Today’s the day. You probably will have seen and heard considerable media coverage about ‘OPCAT’ (the Optional Protocol to the Convention against Torture, and Other Cruel, Inhuman or Degrading Treatment or Punishment) supposedly going live in Australia today. This commits Australia to preventive human rights obligations for people held in all forms of detention (for children and young people this includes youth justice facilities, police and court cells as well as secure facilities in the care, health, mental health and other sectors).
I have signed this Joint Statement with other oversight bodies to mark OPCAT’s formal commencement. Unfortunately, the ongoing tug of war between the Commonwealth and State/Territory governments about funding means that I am unable to implement the new functions. It is regrettable that we cannot yet say that we’ve maintained faith with the community with respect to protections for vulnerable fellow citizens deprived of liberty. I need legislation and resources to do this work and have been left wanting.

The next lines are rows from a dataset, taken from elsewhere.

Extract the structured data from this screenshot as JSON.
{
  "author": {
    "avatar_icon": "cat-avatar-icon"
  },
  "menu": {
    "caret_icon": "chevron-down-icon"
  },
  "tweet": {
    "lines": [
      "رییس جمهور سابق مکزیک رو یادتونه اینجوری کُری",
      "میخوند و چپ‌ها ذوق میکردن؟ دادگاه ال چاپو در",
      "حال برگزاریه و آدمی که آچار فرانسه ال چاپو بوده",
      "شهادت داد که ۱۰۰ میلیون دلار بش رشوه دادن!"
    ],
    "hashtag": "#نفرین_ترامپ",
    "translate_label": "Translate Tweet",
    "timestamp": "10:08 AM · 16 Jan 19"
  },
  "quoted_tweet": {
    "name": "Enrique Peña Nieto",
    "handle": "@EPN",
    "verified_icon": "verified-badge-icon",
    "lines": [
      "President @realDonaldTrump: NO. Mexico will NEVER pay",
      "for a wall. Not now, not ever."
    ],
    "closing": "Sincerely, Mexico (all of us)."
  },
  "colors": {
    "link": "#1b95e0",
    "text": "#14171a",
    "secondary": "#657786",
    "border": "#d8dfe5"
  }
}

OPCAT will and must complement existing protections for vulnerable children and young people such as those I deliver through my roles as Guardian, Training Centre Visitor, Community Visitor (in residential care) and Youth Treatment Orders Visitor.
Delivery of an internationally benchmarked preventive human/child rights function in collaboration with civil society will be a substantial achievement. Enabling this properly is a challenge that our governments must address soon.
This is a massive job that Commonwealth and State governments have been talking about for over five years. It’s time to stop talking and just get on with the job.